Search code examples
rparquetdatabrickssparkrsparklyr

Difference in time taken for importing parquet files between SparkR and sparklyr


I am importing parquet files in databricks using SparkR and sparklyr.

data1 = SparkR::read.df("dbfs:/.../data202007*", source = "parquet", header = TRUE, inferSchema = TRUE)

data1 = sparklyr::spark_read_parquet(sc = sc, path = "dbfs:/.../data202007*")

The time difference for import is humongous: 6 seconds for SparkR vs 11 minutes for sparklyr! Is there a way to reduce the time taken in sparklyr?
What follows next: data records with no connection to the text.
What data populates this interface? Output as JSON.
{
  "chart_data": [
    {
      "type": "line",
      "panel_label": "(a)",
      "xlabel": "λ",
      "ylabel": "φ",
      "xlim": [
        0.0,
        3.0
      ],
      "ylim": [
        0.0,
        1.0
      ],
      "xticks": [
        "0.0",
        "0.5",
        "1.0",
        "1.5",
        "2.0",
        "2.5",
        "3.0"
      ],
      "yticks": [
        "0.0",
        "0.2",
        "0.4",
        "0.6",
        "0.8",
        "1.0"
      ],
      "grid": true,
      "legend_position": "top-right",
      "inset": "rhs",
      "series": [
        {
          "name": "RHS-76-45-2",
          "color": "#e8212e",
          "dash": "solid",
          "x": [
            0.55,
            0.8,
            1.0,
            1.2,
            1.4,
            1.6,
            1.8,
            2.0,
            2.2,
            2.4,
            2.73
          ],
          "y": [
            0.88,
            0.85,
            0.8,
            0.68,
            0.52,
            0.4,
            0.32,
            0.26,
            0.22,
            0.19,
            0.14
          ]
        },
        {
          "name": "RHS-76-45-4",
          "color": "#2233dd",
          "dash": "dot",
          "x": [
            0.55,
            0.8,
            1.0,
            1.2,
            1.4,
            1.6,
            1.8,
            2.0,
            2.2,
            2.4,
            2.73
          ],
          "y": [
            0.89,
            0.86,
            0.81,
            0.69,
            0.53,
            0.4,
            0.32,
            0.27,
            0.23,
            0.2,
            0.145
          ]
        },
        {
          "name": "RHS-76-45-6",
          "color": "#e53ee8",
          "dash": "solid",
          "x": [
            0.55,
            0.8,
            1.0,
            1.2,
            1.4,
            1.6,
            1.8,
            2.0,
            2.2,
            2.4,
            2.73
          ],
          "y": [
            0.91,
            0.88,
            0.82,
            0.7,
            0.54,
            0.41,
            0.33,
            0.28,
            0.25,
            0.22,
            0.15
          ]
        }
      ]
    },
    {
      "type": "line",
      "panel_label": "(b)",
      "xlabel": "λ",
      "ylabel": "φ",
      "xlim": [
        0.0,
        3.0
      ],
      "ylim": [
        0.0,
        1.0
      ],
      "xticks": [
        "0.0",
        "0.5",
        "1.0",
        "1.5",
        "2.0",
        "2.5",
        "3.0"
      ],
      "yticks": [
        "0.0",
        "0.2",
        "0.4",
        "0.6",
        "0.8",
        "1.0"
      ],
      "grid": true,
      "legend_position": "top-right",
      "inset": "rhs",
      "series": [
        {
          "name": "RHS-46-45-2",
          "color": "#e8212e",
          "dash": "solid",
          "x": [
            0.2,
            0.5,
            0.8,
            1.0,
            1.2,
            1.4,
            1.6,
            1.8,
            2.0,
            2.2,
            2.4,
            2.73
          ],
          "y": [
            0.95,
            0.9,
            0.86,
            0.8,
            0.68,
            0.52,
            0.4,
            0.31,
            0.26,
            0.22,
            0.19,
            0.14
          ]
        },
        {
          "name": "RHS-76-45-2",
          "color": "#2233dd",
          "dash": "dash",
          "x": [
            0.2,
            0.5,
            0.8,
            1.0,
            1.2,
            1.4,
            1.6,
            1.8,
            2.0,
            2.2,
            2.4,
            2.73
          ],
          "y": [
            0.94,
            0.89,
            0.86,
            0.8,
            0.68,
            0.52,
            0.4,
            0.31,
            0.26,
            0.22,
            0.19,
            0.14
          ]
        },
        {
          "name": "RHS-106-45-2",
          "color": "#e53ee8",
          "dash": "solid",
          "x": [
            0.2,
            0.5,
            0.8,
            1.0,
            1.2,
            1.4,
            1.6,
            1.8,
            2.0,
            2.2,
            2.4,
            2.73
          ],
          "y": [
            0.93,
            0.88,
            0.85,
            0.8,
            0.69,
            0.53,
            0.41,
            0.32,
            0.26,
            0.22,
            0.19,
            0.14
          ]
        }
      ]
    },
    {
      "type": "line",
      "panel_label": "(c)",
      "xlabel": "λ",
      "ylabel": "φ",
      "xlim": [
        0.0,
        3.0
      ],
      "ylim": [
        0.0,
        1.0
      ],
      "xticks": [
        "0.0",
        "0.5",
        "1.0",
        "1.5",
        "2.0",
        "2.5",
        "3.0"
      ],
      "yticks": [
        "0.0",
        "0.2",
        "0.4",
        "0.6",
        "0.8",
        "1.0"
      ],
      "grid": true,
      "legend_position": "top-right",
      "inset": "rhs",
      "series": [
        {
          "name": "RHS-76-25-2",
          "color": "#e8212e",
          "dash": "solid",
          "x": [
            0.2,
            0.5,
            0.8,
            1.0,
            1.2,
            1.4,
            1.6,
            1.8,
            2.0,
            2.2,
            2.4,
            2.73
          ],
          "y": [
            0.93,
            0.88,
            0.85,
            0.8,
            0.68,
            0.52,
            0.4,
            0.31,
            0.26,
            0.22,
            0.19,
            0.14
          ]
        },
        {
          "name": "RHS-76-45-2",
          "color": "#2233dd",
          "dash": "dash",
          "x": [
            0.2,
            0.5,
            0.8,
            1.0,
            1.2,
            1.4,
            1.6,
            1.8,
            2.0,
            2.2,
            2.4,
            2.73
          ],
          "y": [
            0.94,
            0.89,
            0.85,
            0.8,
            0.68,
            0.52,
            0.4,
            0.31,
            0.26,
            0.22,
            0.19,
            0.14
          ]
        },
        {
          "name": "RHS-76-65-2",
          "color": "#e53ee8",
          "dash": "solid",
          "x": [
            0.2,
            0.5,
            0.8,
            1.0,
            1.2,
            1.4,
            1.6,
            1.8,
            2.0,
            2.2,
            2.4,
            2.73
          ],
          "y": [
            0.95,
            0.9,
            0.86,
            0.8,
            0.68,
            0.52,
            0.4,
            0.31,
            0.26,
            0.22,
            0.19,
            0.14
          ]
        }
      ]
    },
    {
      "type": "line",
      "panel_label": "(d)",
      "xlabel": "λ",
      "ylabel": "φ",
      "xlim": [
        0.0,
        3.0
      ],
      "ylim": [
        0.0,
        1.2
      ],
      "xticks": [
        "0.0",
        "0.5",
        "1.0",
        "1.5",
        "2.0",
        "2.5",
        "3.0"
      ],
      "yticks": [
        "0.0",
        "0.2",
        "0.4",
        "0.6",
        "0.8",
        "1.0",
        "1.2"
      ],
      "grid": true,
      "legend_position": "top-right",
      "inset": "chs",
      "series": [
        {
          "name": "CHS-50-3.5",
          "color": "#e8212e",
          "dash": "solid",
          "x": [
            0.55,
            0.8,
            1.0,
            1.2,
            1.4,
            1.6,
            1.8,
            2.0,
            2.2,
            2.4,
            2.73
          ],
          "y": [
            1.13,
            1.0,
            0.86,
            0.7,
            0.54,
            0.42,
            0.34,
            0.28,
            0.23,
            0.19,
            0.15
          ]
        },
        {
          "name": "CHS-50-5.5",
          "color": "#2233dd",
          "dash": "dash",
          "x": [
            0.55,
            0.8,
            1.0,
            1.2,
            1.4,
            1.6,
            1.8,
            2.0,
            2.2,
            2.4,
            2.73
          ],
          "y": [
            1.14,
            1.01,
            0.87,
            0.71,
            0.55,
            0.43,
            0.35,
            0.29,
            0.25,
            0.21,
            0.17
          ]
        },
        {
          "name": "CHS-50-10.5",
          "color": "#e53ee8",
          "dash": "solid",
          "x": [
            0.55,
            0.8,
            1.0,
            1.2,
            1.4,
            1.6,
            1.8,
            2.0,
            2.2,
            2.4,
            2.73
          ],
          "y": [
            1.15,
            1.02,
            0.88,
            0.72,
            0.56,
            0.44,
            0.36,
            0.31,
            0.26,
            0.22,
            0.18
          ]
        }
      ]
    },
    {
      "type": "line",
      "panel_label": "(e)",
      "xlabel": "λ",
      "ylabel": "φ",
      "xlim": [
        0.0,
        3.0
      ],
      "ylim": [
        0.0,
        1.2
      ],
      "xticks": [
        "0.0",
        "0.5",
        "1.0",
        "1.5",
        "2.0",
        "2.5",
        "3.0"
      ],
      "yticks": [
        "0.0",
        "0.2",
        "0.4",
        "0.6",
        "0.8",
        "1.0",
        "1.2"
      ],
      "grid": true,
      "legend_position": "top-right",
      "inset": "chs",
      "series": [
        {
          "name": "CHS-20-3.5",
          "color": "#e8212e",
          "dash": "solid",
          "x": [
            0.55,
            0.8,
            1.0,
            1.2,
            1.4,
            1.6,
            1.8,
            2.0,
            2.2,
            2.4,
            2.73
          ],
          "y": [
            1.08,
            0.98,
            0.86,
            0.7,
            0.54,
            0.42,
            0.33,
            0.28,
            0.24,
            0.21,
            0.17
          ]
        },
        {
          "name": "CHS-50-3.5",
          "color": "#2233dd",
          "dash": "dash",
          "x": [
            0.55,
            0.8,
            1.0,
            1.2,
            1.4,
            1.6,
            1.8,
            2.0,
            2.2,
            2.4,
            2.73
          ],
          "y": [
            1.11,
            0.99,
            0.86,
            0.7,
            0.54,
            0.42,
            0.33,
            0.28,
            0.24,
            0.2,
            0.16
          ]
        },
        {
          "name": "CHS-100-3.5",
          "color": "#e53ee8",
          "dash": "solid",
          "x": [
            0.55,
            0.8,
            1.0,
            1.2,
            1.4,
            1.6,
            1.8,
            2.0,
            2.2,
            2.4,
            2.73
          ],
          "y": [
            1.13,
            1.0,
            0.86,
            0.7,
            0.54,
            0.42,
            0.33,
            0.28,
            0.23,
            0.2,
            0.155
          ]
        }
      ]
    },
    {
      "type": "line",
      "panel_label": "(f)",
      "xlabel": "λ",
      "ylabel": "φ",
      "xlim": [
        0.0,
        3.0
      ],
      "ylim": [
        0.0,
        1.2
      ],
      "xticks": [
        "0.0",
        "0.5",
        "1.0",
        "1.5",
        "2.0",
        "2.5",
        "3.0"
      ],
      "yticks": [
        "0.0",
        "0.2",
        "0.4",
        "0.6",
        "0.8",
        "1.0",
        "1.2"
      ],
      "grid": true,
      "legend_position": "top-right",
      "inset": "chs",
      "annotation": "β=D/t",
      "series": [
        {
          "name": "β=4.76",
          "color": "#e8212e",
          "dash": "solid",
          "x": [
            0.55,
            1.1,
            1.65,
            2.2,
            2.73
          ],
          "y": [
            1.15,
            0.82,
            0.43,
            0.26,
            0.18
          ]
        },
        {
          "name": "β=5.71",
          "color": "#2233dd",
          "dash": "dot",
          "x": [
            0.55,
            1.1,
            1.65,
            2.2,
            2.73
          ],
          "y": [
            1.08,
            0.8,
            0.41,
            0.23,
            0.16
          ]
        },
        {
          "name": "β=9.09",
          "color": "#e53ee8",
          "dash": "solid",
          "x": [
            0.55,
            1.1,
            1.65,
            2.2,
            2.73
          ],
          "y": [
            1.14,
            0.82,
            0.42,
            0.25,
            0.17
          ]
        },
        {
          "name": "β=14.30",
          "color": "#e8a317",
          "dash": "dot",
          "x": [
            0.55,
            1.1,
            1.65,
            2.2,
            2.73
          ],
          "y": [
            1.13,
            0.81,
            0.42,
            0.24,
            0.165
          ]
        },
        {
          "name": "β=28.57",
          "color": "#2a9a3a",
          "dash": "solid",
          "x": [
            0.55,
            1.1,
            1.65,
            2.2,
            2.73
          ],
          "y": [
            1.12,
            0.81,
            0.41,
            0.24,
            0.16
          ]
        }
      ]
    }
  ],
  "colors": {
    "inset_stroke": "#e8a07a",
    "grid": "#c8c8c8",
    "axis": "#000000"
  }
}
I am more familiar with dplyr syntax and therefore sparklyr as well.


Solution

  • By default sparklyr::spark_read_parquet caches the results (memory = TRUE).

    Compare the following for cached results:

    SparkR::cache(SparkR::read.df("dbfs:/.../data202007*", source = "parquet", header = TRUE, inferSchema = TRUE))
    
    sparklyr::spark_read_parquet(sc = sc, path = "dbfs:/.../data202007*")
    

    And this for uncached:

    SparkR::read.df("dbfs:/.../data202007*", source = "parquet", header = TRUE, inferSchema = TRUE)`
    
    sparklyr::spark_read_parquet(sc = sc, path = "dbfs:/.../data202007*", memory = FALSE)